Wednesday, April 17, 2024

Movie Review: ‘Nanny’ Translates The Horror of the American Dream


Director: Nikyatu Jusu

Writer: Nikyatu Jusu

Stars: Anna Diop, Michelle Monaghan, Sinqua Walls

Synopsis: A Senegalese immigrant takes a job as a nanny for a wealthy Manhattan couple. As she prepares for her young son to join her in the states, she becomes the target of a mysterious and violent presence.


A lush warm-colored small apartment is where we find ourselves at the beginning of Nanny as an elated Aisha (Anna Diop) gets ready for her first day of work at a wealthy couple’s home in Manhattan. The couple, Amy and Adam (Michelle Monaghan, Morgan Spector), need a nanny for their young daughter Rose (Rose Decker). Aisha, who worked as a teacher back in Senegal, resorted to domestic work to scrape together enough money to get her young son to join her in America. Separated by thousands of miles and only able to see her son on a phone screen, Aisha is determined to get her son to the U.S. in time for his next birthday.

At first, her goal seems attainable, but with time comes constant late payments, endless schedule changes, and more and more overtime hours which all put a wrench in Aisha’s plans. It also becomes clear that Aisha was wedged right in the middle of a deteriorating marriage in which both sides are mostly absent and constantly play the blame game. Aisha’s life outside work becomes more unstable, and odd visions start to haunt her dreams and reality.

After several shorts, Nanny marks director’s Nikyatu Jusu feature debut. And it is one of the most exciting debuts in recent memory. The film was also the first horror film to win the U.S. Grand Jury Prize Dramatic Competition at the 2022 Sundance film festival, with writer-director Nikyatu Jusu becoming just the second Black female filmmaker to claim the award. Jusu, who works as an assistant professor at George Mason University, has been developing the script for eight years and finally got the green light to shoot the film in 2021. Jusu chose the horror genre to tell this story because, according to her, “The American dream is a horror story for so many people.”

The cost of the American dream is a story many filmmakers tried to take on in the last few years. With some filmmakers’ ability to deliver more favorable results than others, the Hollywood machine was content pumping out copies of the same story, slightly changed, and barely dressed up in different costumes to deceive the audience that they didn’t see this story before. So from the start, Jusu faced an uphill battle to present a new perspective on the subject matter that isn’t derivative and to imbue her film with the real struggle that African immigrant women face daily in the U.S.

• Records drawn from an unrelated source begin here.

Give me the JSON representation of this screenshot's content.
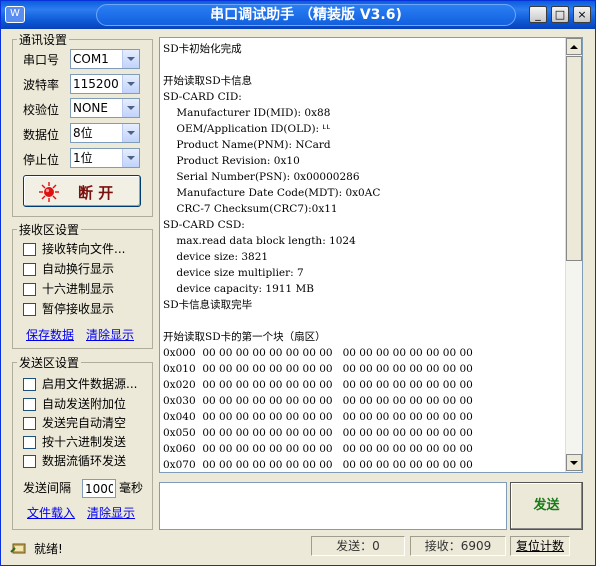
{
  "window": {
    "title": "串口调试助手 （精装版 V3.6)",
    "sysmenu_glyph": "W",
    "min": "_",
    "max": "□",
    "close": "×"
  },
  "comm": {
    "title": "通讯设置",
    "port_label": "串口号",
    "port_value": "COM1",
    "baud_label": "波特率",
    "baud_value": "115200",
    "parity_label": "校验位",
    "parity_value": "NONE",
    "databits_label": "数据位",
    "databits_value": "8位",
    "stopbits_label": "停止位",
    "stopbits_value": "1位",
    "open_button_label": "断 开",
    "indicator_color": "#e01010"
  },
  "recv_settings": {
    "title": "接收区设置",
    "options": [
      "接收转向文件...",
      "自动换行显示",
      "十六进制显示",
      "暂停接收显示"
    ],
    "save_link": "保存数据",
    "clear_link": "清除显示"
  },
  "send_settings": {
    "title": "发送区设置",
    "options": [
      "启用文件数据源...",
      "自动发送附加位",
      "发送完自动清空",
      "按十六进制发送",
      "数据流循环发送"
    ],
    "interval_label": "发送间隔",
    "interval_value": "1000",
    "interval_unit": "毫秒",
    "load_link": "文件载入",
    "clear_link": "清除显示"
  },
  "receive_text": [
    "SD卡初始化完成",
    "",
    "开始读取SD卡信息",
    "SD-CARD CID:",
    "    Manufacturer ID(MID): 0x88",
    "    OEM/Application ID(OLD): ᒻᒻ",
    "    Product Name(PNM): NCard",
    "    Product Revision: 0x10",
    "    Serial Number(PSN): 0x00000286",
    "    Manufacture Date Code(MDT): 0x0AC",
    "    CRC-7 Checksum(CRC7):0x11",
    "SD-CARD CSD:",
    "    max.read data block length: 1024",
    "    device size: 3821",
    "    device size multiplier: 7",
    "    device capacity: 1911 MB",
    "SD卡信息读取完毕",
    "",
    "开始读取SD卡的第一个块（扇区）",
    "0x000  00 00 00 00 00 00 00 00   00 00 00 00 00 00 00 00",
    "0x010  00 00 00 00 00 00 00 00   00 00 00 00 00 00 00 00",
    "0x020  00 00 00 00 00 00 00 00   00 00 00 00 00 00 00 00",
    "0x030  00 00 00 00 00 00 00 00   00 00 00 00 00 00 00 00",
    "0x040  00 00 00 00 00 00 00 00   00 00 00 00 00 00 00 00",
    "0x050  00 00 00 00 00 00 00 00   00 00 00 00 00 00 00 00",
    "0x060  00 00 00 00 00 00 00 00   00 00 00 00 00 00 00 00",
    "0x070  00 00 00 00 00 00 00 00   00 00 00 00 00 00 00 00"
  ],
  "send_button_label": "发送",
  "status": {
    "ready": "就绪!",
    "sent": "发送：0",
    "received": "接收：6909",
    "reset_label": "复位计数"
  }
}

Jusu’s sharp screenplay and commanding direction gave Nanny a genuinely interesting dramatic tension with a delicate infusion of horror that elevated the film beyond the clichés of the genre. The writer-director also made the most of what the cinematic form can offer with  standout utilization of lighting and cinematography that informs and enhances the visual storytelling of the film. The level of craft and ingenuity on display here is truly impressive.

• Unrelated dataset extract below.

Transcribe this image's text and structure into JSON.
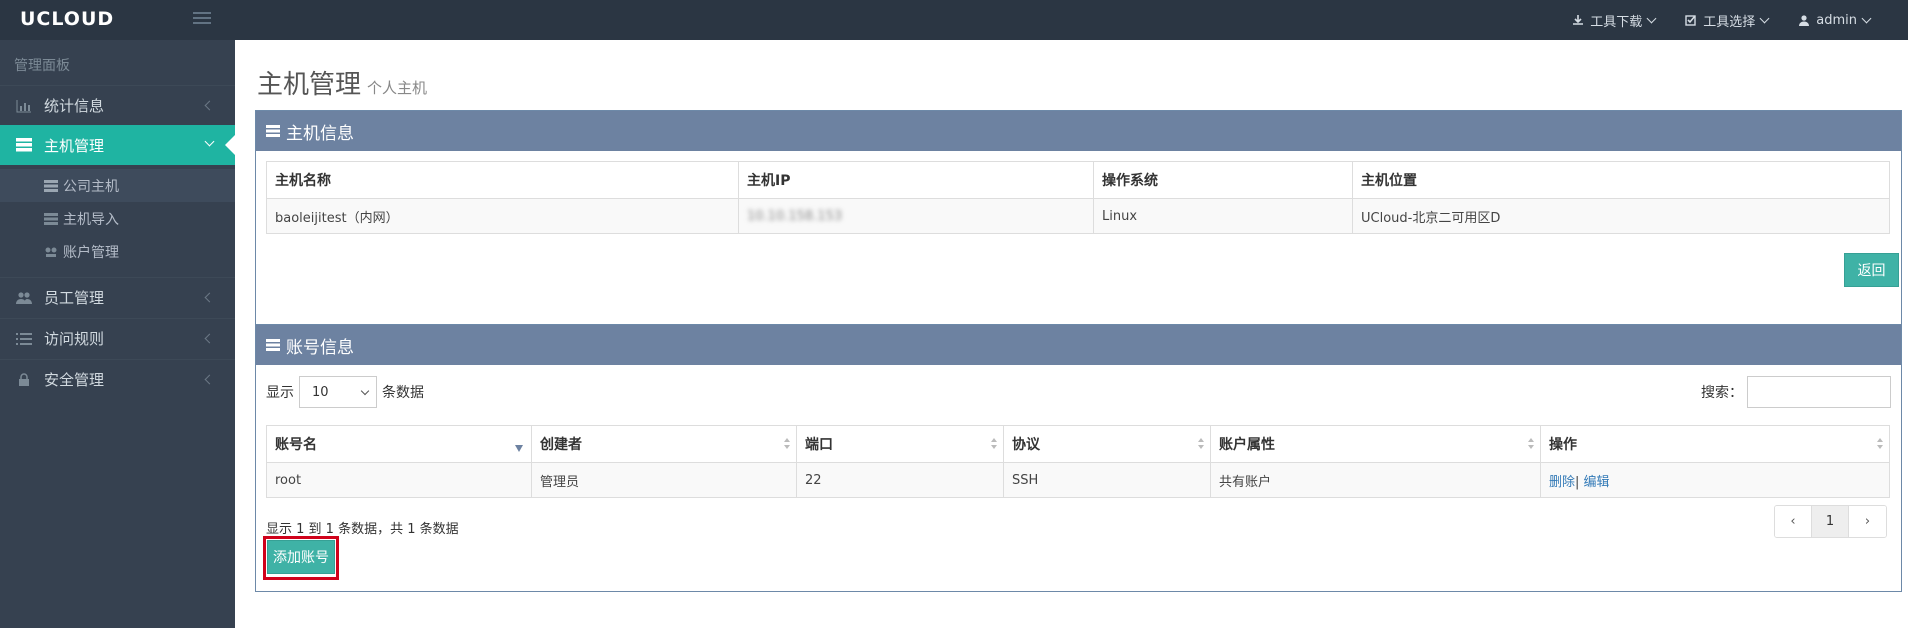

The layered characters of Jusu’s screenplay give the performers a lot of room to play with, which provides their performances with a lot of depth and allows the viewers to recognize aspects of themselves in more than one character of the film. The actors that brought these characters to life are good across the board, especially; Michelle Monaghan as Amy, whose role could have easily been a big misstep for the film, but she brought so much complexity to a character with such small screen time. And there is no Nanny without the magnificent performance from Anna Diop, whose portrayal of Aisha earned her the Chicago international film festival rising star award. Diop’s performance is central to the film, and she; manages to navigate Aisha’s motherly guilt and determination with flawless precision.

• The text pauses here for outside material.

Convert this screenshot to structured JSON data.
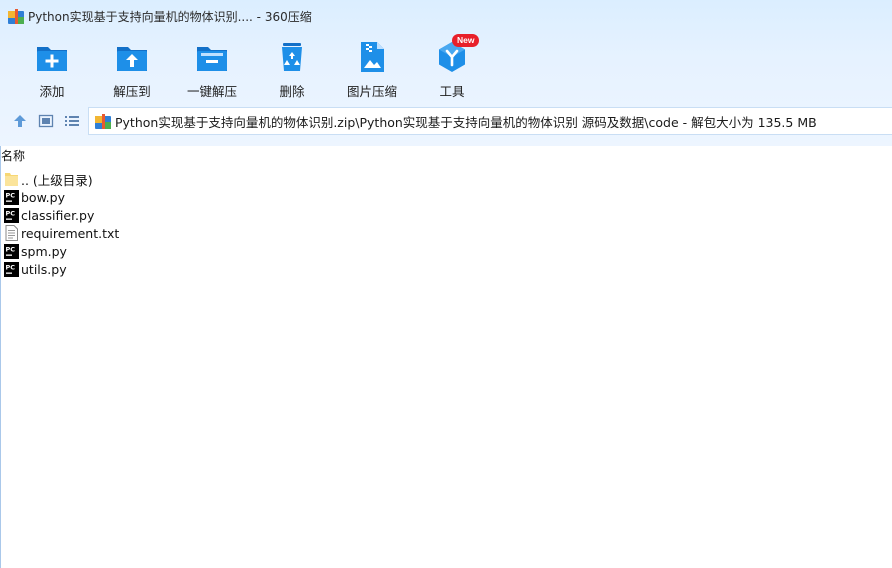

Myth and spirits manage to find their way into the film as Aisha’s life gets out of hand; her visions get longer as they get darker, and spirits start to haunt her until she can’t tell dreams from reality. Jusu incorporates horror elements with a meticulous hand to reflect Aisha’s emotions throughout the film. Between rage and dread, there is always a feeling that something is lurking beneath the surface in Aisha’s eyes that is slowly suffocating and poisoning her mind. Eventually, Aisha’s deep suppressed guilt floats to the surface and starts eating away at her until it becomes more than she can handle.

Nanny probably put more on its plate than it could handle, but throughout the film, Jusu’s directorial hand guided the viewer’s focus and did surprisingly well in what she set it out to do. However, the ending of the film lost that anchor in an attempt to wrap everything up in a small amount of time that came away as hasty and rushed; when the film could’ve used an extra ten minutes to let both the characters and the viewers process the climax of the film.

Nikyatu Jusu’s depiction of the many ways of exploitation of immigrant domestic workers, the poisonous effects of capitalism, and the American dream set in a story about a mother’s love and guilt is truly an amazing foot to achieve in your feature debut, and I can’t wait to see what she does next.